Their strong sentiments did not surprise us. In the 30 years we have provided psychotherapy to family caregivers, we have heard many of them complain about disappointing interactions with rushed physicians who seemed bothered to be spending time talking with them about their hospitalized parents and spouses. Caregivers have told us that physicians sometimes use confusing and off-putting technical language when offering medical explanations. They have said that doctors could be unempathetic, impatient, and even judgmental while waiting for family members to make important treatment decisions on their relatives’ behalf.

As a family caregiver for a relative in the hospital, you can do little to change how hospital physicians communicate or behave. You can only try to take steps to improve your encounters with them. Here are some general principles for better interactions:

Ask about regular communication: To get frequent updates about your hospitalized relative, ask the doctor or medical team which team member will meet with you regularly and when. Should you be present in the hospital room whenever the doctor rounds—i.e., goes from room to room to visit their patients, including your loved one? Or will a nurse or social worker on the team call you on a certain day and time? The more specific information you can derive from the hospital staff about the team’s preferred means of communicating with family members, the less uncertainty you will have about when you will receive information.

Choose a point person for the family: Hospital teams prefer sharing information with and answering questions from one representative of the family, not a dozen. Identify one person in the family—most often, either the medical power of attorney or next of kin—who will converse with the medical professionals and then disseminate that information to the rest of the family.
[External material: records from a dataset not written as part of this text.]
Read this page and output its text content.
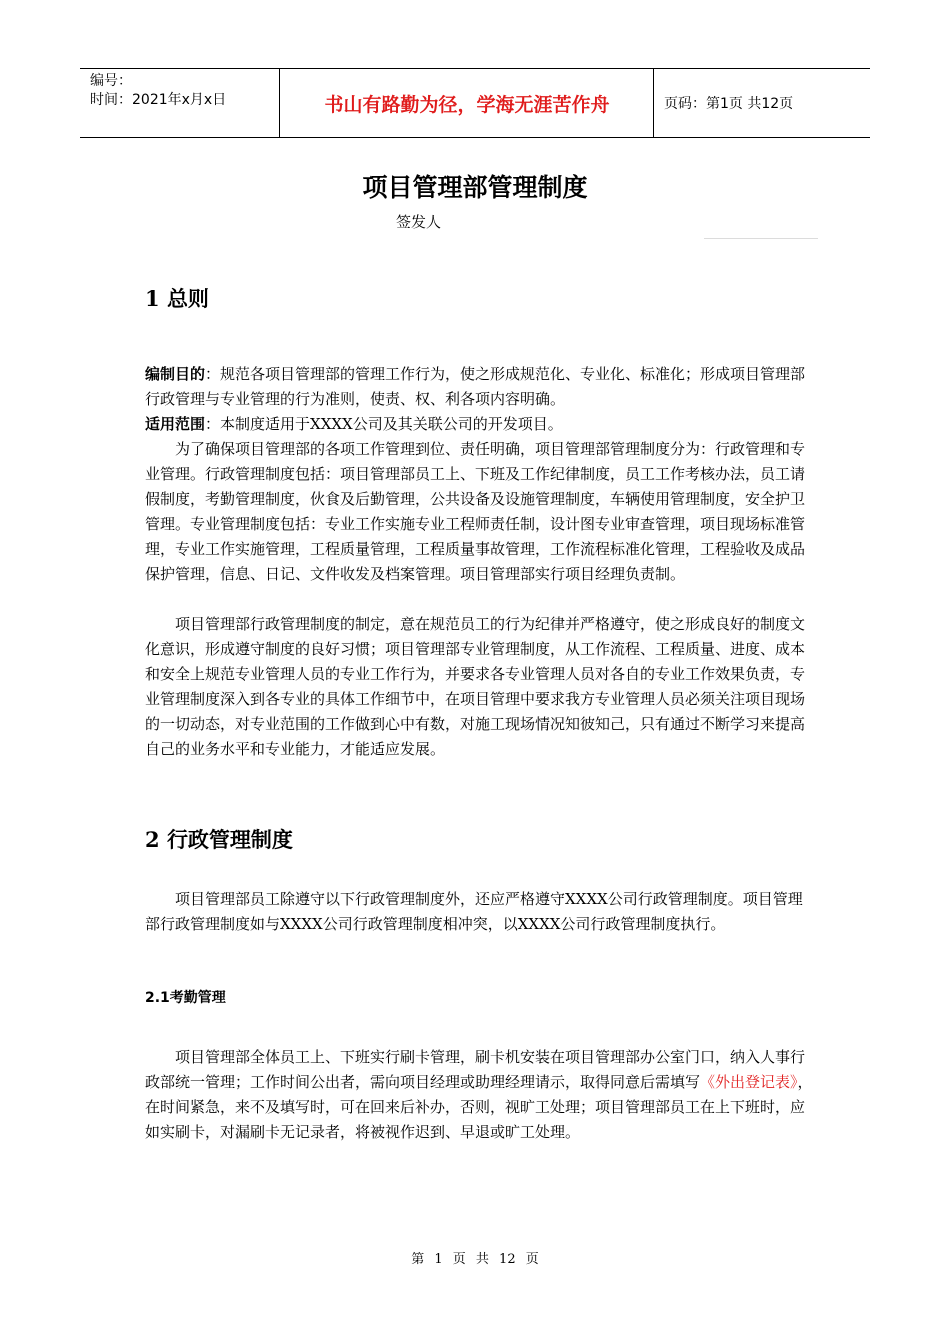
编号：
时间：2021年x月x日	书山有路勤为径，学海无涯苦作舟	页码：第1页 共12页
项目管理部管理制度
签发人
1 总则

编制目的：规范各项目管理部的管理工作行为，使之形成规范化、专业化、标准化；形成项目管理部行政管理与专业管理的行为准则，使责、权、利各项内容明确。

适用范围：本制度适用于XXXX公司及其关联公司的开发项目。

为了确保项目管理部的各项工作管理到位、责任明确，项目管理部管理制度分为：行政管理和专业管理。行政管理制度包括：项目管理部员工上、下班及工作纪律制度，员工工作考核办法，员工请假制度，考勤管理制度，伙食及后勤管理，公共设备及设施管理制度，车辆使用管理制度，安全护卫管理。专业管理制度包括：专业工作实施专业工程师责任制，设计图专业审查管理，项目现场标准管理，专业工作实施管理，工程质量管理，工程质量事故管理，工作流程标准化管理，工程验收及成品保护管理，信息、日记、文件收发及档案管理。项目管理部实行项目经理负责制。

项目管理部行政管理制度的制定，意在规范员工的行为纪律并严格遵守，使之形成良好的制度文化意识，形成遵守制度的良好习惯；项目管理部专业管理制度，从工作流程、工程质量、进度、成本和安全上规范专业管理人员的专业工作行为，并要求各专业管理人员对各自的专业工作效果负责，专业管理制度深入到各专业的具体工作细节中，在项目管理中要求我方专业管理人员必须关注项目现场的一切动态，对专业范围的工作做到心中有数，对施工现场情况知彼知己，只有通过不断学习来提高自己的业务水平和专业能力，才能适应发展。

2 行政管理制度

项目管理部员工除遵守以下行政管理制度外，还应严格遵守XXXX公司行政管理制度。项目管理部行政管理制度如与XXXX公司行政管理制度相冲突，以XXXX公司行政管理制度执行。

2.1考勤管理

项目管理部全体员工上、下班实行刷卡管理，刷卡机安装在项目管理部办公室门口，纳入人事行政部统一管理；工作时间公出者，需向项目经理或助理经理请示，取得同意后需填写《外出登记表》，在时间紧急，来不及填写时，可在回来后补办，否则，视旷工处理；项目管理部员工在上下班时，应如实刷卡，对漏刷卡无记录者，将被视作迟到、早退或旷工处理。

第 1 页 共 12 页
Paraphrase information: Doctors and nurses may scamper in and out of your relative’s hospital room, sharing their impressions and treatment ideas with you very quickly. To make sure you heard and understood what they said, repeat back to them what you heard before they slip out the door. For example, you might say, “I understand that you are recommending an additional MRI study to confirm the diagnosis. Did I hear you correctly?” This will allow the doctor to clarify and perhaps expand upon whatever plans they are considering. It will also convey to them that you are very interested in knowing all the details of the medical plan and that you expect them to provide understandable explanations.

If one family member asks questions, another should take notes: Hospitalizations can be very stressful on everyone in the family. Emotions may run high if the patient’s life is at stake. When highly stressed and emotional, most people don’t process new information very well. It is, therefore, a good idea for one family member to be assigned note-taking duty whenever family members meet with a physician to capture on paper more of what’s said than you are likely to remember.
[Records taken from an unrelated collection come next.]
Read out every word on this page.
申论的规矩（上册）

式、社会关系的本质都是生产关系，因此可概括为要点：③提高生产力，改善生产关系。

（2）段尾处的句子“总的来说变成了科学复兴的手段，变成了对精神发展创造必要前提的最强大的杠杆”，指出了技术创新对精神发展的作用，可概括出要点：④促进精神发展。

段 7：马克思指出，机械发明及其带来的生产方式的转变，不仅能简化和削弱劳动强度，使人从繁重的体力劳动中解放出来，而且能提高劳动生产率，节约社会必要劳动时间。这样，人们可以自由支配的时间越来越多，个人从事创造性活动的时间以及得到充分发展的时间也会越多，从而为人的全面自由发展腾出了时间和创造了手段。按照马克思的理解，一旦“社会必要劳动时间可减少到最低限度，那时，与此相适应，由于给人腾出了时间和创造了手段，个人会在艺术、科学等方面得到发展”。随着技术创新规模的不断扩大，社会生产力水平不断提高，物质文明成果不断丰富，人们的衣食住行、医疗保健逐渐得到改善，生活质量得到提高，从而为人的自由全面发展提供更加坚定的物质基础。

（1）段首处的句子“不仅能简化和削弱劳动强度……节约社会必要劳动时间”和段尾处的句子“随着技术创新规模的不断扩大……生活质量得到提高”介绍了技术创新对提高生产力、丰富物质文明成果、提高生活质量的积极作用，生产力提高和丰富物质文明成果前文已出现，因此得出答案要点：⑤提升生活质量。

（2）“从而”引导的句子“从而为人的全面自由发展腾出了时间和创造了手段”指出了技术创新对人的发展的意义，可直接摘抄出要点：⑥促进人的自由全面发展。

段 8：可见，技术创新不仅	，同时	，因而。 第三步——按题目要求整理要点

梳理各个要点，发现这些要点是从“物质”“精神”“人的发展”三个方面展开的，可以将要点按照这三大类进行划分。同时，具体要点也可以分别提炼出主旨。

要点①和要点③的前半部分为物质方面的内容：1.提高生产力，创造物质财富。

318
Slow things down: Doctors, nurses, and social workers move at a rapid pace to evaluate patients, treat them accordingly, and make plans for discharge. Family members typically can’t keep up with this pace and then feel pressured by the hospital team to make decisions that they aren’t prepared to make. State explicitly to them that you need more time to understand the ramifications of any decisions and to talk about them with other members. The team members may not be happy with you, but you will be exercising prudence by proceeding with greater deliberation.

Refrain from hostility: Because they are anxious about the health of their hospitalized relative, family members may be irritable or get angry if hospital staff are uncommunicative. Unfortunately, that won’t lead to a more responsive staff; it may instead cause them to think of you as “difficult” and then keep you at arm’s distance. Lower your temperature if you can. Then tell the hospital team calmly about your concerns. Be sure to express to the doctors, nurses, and social worker that you respect the vital work they are doing and want to help, not hinder. They will then be more likely to see you as an ally in the patient’s—your loved one’s—care.